The prison has been featured in television shows such as Ghost Hunters and films such as The Haunting of Cellblock 11, which Bobbitt said drives customers to the prison in droves.
“It doesn’t matter if it aired on Discovery+ and later aired on the travel channel, we’re still reaping the benefits of being on TV,” Bobbitt said. “It puts Jefferson City on the regional and even the national map.”
Year-round ghost hunt
In St. Louis, one of the most popular ghost tourism destinations is the old Lemp family mansion.
Lemp Mansion hosts mystery dinners, weddings, private events and bus tours. It also offers five rooms for overnight stays and a full-service restaurant.
A popular attraction during the fall season are the ghost tours, which have been run by resident ghost hunter Betsy Burnett-Belanger for the past 27 years. The weekly guided tours offered all year round enable visitors to take a two-hour tour of the house.
“We joke a bit that people think the mansion is really only haunted in October,” Burnett-Belanger said.
An annual Halloween party, which costs about $80 to $90 per ticket, draws about 800 people, she said.
Lemp Mansion is more than 150 years old and has thrived on its history since it opened to the public in 1977. The variety of offerings helped the company through the pandemic, and ghost tours have since resumed. said Belanger.
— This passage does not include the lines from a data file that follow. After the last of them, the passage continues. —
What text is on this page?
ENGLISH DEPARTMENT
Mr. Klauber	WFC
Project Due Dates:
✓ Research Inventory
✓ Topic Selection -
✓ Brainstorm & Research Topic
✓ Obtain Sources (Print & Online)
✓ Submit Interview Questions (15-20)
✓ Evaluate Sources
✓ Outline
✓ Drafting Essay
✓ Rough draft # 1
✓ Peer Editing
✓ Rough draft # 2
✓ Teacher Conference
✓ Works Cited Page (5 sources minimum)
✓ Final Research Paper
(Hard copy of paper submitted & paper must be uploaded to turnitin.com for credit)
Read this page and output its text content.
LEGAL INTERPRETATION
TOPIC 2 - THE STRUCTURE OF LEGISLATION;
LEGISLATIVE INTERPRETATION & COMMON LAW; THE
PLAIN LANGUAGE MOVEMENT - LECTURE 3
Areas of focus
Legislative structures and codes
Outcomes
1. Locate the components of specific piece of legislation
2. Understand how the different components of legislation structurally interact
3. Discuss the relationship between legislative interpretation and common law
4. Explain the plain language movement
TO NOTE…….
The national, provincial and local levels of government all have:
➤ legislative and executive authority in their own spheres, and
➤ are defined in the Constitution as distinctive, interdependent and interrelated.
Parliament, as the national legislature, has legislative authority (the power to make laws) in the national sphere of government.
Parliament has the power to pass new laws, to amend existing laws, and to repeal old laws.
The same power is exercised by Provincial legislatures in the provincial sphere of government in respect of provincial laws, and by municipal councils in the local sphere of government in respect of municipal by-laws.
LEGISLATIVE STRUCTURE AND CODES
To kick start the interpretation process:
After the Halloween season is over, the haunting business inevitably starts to slow down.
While the Lemp Mansion and the Haunted Castle House are keeping their doors open despite waning paranormal interest, the Missouri State Penitentiary is closing its doors for the season at the end of November.
The Lemp Mansion’s mystery dinners, comedy shows, and other offerings that aren’t necessarily geared towards the paranormal could distract from the ghost tours for the rest of the year. But visitors are still drawn to the possibility of the paranormal.
“You can’t separate the spirits from this place,” Burnett-Belanger said.